Review of Eats, Shoots and Leaves

My only justification for reviewing Lynne Truss’s book, subtitled The zero tolerance approach to punctuation, is a brief anecdote that appears on the back cover that Truss uses to illustrate the importance of correct punctuation, and from which the book takes its name:
A panda walks into a café. He orders a sandwich, eats it, then draws a gun and fires two shots in the air.

“Why?” asks the confused waiter, as the panda makes towards the exit. The panda produces a badly punctuated wildlife manual and tosses it over his shoulder.

“I’m a panda,” he says at the door, “Look it up.”

The waiter turns to the relevant entry and, sure enough, finds an explanation.

“Panda. Large black-and-white bear-like mammal, native to China. Eats, shoots and leaves.”
The above excerpt should make it obvious that Truss uses humor and witticism to actually make reading this book about punctuation enjoyable.
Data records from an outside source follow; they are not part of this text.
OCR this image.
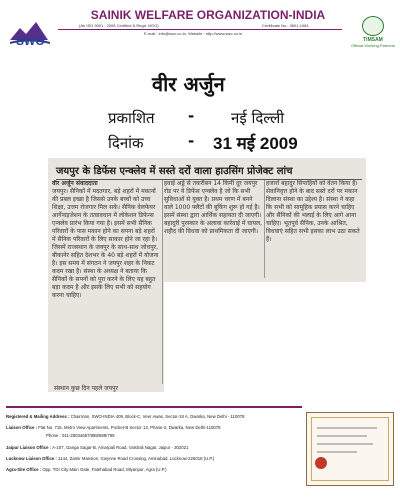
SWO
SAINIK WELFARE ORGANIZATION-INDIA
(An ISO 9001 : 2008 Certified & Regd. NGO)	Certificate No.: 3601-1081
E-mail : info@swo.co.in, Website : http://www.swo.co.in
TIMSAM
Official Working Partners
वीर अर्जुन
प्रकाशित - नई दिल्ली
दिनांक	- 31 मई 2009
जयपुर के डिफेंस एन्क्लेव में सस्ते दरों वाला हाउसिंग प्रोजेक्ट लांच

वीर अर्जुन संवाददाता

जयपुर। सैनिकों में मदतगार, बड़े शहरों में मकानों की प्रबल इच्छा है जिससे उनके बच्चों को उच्च शिक्षा, उत्तम रोजगार मिल सके। सैनिक वेलफेयर आर्गेनाइजेशन के तत्वावधान में लोकेशन डिफेन्स एन्क्लेव प्रारंभ किया गया है। इसमें सभी सैनिक परिवारों के पास मकान होने का सपना बड़े शहरों में सैनिक परिवारों के लिए साकार होने जा रहा है। जिसमें राजस्थान के जयपुर के साथ-साथ जोधपुर, बीकानेर सहित देशभर के 40 बड़े शहरों में योजना है। इस समय में संगठन ने जयपुर शहर के निकट कदम रखा है। संस्था के अध्यक्ष ने बताया कि सैनिकों के सपनों को पूरा करने के लिए यह बहुत बड़ा कदम है और इसके लिए सभी को सहयोग करना चाहिए।

हवाई अड्डे से तकरीबन 14 किमी दूर जयपुर रोड पर ये डिफेंस एन्क्लेव है जो कि सभी सुविधाओं से युक्त है। प्रथम चरण में बनने वाले 1000 फ्लैटों की बुकिंग शुरू हो गई है। इसमें संस्था द्वारा आर्थिक सहायता दी जाएगी। बहादुरी पुरस्कार के अलावा कार्रवाई में घायल, शहीद की विधवा को प्राथमिकता दी जाएगी।

हजारों बहादुर सिपाहियों को वेतन किया है। सेवानिवृत्त होने के बाद सस्ते दरों पर मकान दिलाना संस्था का उद्देश्य है। संस्था ने कहा कि सभी को सामूहिक प्रयास करने चाहिए और सैनिकों की भलाई के लिए आगे आना चाहिए। भूतपूर्व सैनिक, उनके आश्रित, विधवाएं सहित सभी इसका लाभ उठा सकते हैं।

संस्थान कुछ दिन पहले जयपुर
Registered & Mailing Address : Chairman, SWO-INDIA 409, Block-C, Veer Awas, Sector-18 A, Dwarka, New Delhi - 110078
Liaison Office : Flat No. 715, Metro View Apartments, Pocket-B Sector 13, Phase-2, Dwarka, New Delhi-110078
Phone : 011-28034687/888/589/799
Jaipur Liaison Office : A-107, Ganga Sagar-B, Amarpali Road, Vaishali Nagar, Jaipur - 302021
Lucknow Liaison Office : 1144, Zamir Mansion, Gwynne Road Crossing, Aminabad, Lucknow-226018 (U.P.)
Agra-Site Office : Opp. TDI City Main Gate, Fatehabad Road, Mlyanpur, Agra (U.P.)
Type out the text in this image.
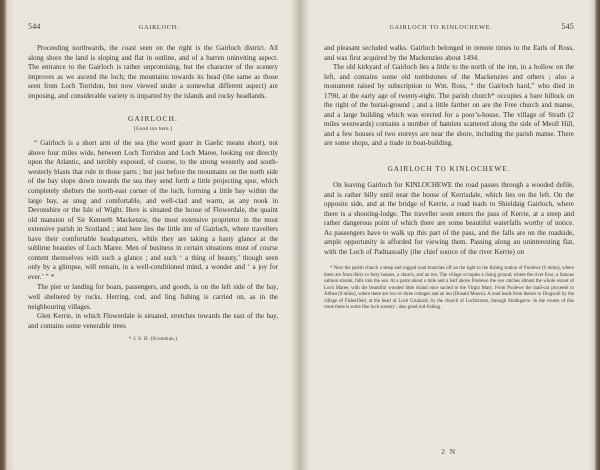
544	GAIRLOCH.

Proceeding northwards, the coast seen on the right is the Gairloch district. All along shore the land is sloping and flat in outline, and of a barren uninviting aspect. The entrance to the Gairloch is rather unpromising, but the character of the scenery improves as we ascend the loch; the mountains towards its head (the same as those seen from Loch Torridon, but now viewed under a somewhat different aspect) are imposing, and considerable variety is imparted by the islands and rocky headlands.

GAIRLOCH.
[Good inn here.]

“ Gairloch is a short arm of the sea (the word gearr in Gaelic means short), not above four miles wide, between Loch Torridon and Loch Maree, looking out directly upon the Atlantic, and terribly exposed, of course, to the strong westerly and south-westerly blasts that rule in those parts ; but just before the mountains on the north side of the bay slope down towards the sea they send forth a little projecting spur, which completely shelters the north-east corner of the loch, forming a little bay within the large bay, as snug and comfortable, and well-clad and warm, as any nook in Devonshire or the Isle of Wight. Here is situated the house of Flowerdale, the quaint old mansion of Sir Kenneth Mackenzie, the most extensive proprietor in the most extensive parish in Scotland ; and here lies the little inn of Gairloch, where travellers have their comfortable headquarters, while they are taking a hasty glance at the sublime beauties of Loch Maree. Men of business in certain situations must of course content themselves with such a glance ; and such ‘ a thing of beauty,’ though seen only by a glimpse, will remain, in a well-conditioned mind, a wonder and ‘ a joy for ever.’ ” *

The pier or landing for boats, passengers, and goods, is on the left side of the bay, well sheltered by rocks. Herring, cod, and ling fishing is carried on, as in the neighbouring villages.

Glen Kerrie, in which Flowerdale is situated, stretches towards the east of the bay, and contains some venerable trees

* J. S. B. (Scotsman.)

GAIRLOCH TO KINLOCHEWE.	545

and pleasant secluded walks. Gairloch belonged in remote times to the Earls of Ross, and was first acquired by the Mackenzies about 1494.

The old kirkyard of Gairloch lies a little to the north of the inn, in a hollow on the left, and contains some old tombstones of the Mackenzies and others ; also a monument raised by subscription to Wm. Ross, “ the Gairloch bard,” who died in 1790, at the early age of twenty-eight. The parish church* occupies a bare hillock on the right of the burial-ground ; and a little farther on are the Free church and manse, and a large building which was erected for a poor’s-house. The village of Strath (2 miles westwards) contains a number of hamlets scattered along the side of Meoll Hill, and a few houses of two storeys are near the shore, including the parish manse. There are some shops, and a trade in boat-building.

GAIRLOCH TO KINLOCHEWE.

On leaving Gairloch for KINLOCHEWE the road passes through a wooded defile, and is rather hilly until near the house of Kerrisdale, which lies on the left. On the opposite side, and at the bridge of Kerrie, a road leads to Shieldaig Gairloch, where there is a shooting-lodge. The traveller soon enters the pass of Kerrie, at a steep and rather dangerous point of which there are some beautiful waterfalls worthy of notice. As passengers have to walk up this part of the pass, and the falls are on the roadside, ample opportunity is afforded for viewing them. Passing along an uninteresting flat, with the Loch of Padnasoally (the chief source of the river Kerrie) on

* Near the parish church a steep and rugged road branches off on the right to the fishing station of Poolewe (6 miles), where there are from thirty to forty houses, a church, and an inn. The village occupies a rising ground, where the river Ewe, a famous salmon stream, falls into the sea. At a point about a mile and a half above Poolewe the eye catches almost the whole extent of Loch Maree, with the beautiful wooded little island once sacred to the Virgin Mary. From Poolewe the mail-car proceeds to Altbea (6 miles), where there are two or three cottages and an inn (Donald Munro). A road leads from thence to Dingwall by the village of Fisherfield, at the head of Loch Gruinard, by the church of Lochbroom, through Strathgarve. In the course of this route there is some fine loch scenery ; also good rod-fishing.

2 N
Even if you are not particularly enthralled with apostrophes, commas, colons, semicolons, dashes, exclamation points, question marks, italics, quotations marks, double dashes, brackets, ellipses, and hyphens (and really, who is?), this book will leave you much more knowledgeable about these cornerstones of written English.

I have just one major disagreement with Eats, Shoots and Leaves, and that is in the title itself. You see, I firmly believe in using the serial comma (also known as the Harvard comma). A serial comma is the comma “that precedes the last item in a list of three or more items.” It is widely (though variably and not universally) used in American English, less so in British English. Where I would write “sausage, egg, and cheese,” Truss (Brit that she is) would write “sausage, egg and cheese.” A minor annoyance at best, though I would argue that, on the whole, use of a serial comma results in fewer ambiguities.

Not withstanding my minor quibble with serial commas, this is really a very readable book. I would recommend it to all bloggers who want to make sure they aren’t sending the wrong message to their readers.

2 Comments:

Anonymous Anonymous said...

That book title has always bugged me. I'm an editor by trade and a lover of the serial comma (don't even get me started on the true joy of a well-placed en-dash). Nothing gives a sentence clarity like the serial comma. Take the classic example, just begging for that comma: "To my parents, Ayn Rand and God." Thanks for spreading the word!

May 25, 2007 6:12 PM  
Blogger John L. Trapp said...

Thanks for the comment, Iris. I've done a fair amount of editing of government documents and scientific publication, and my experience is that (unfortunately) use of the serial comma is not at all universal among American writers. Is it no longer being taught in school?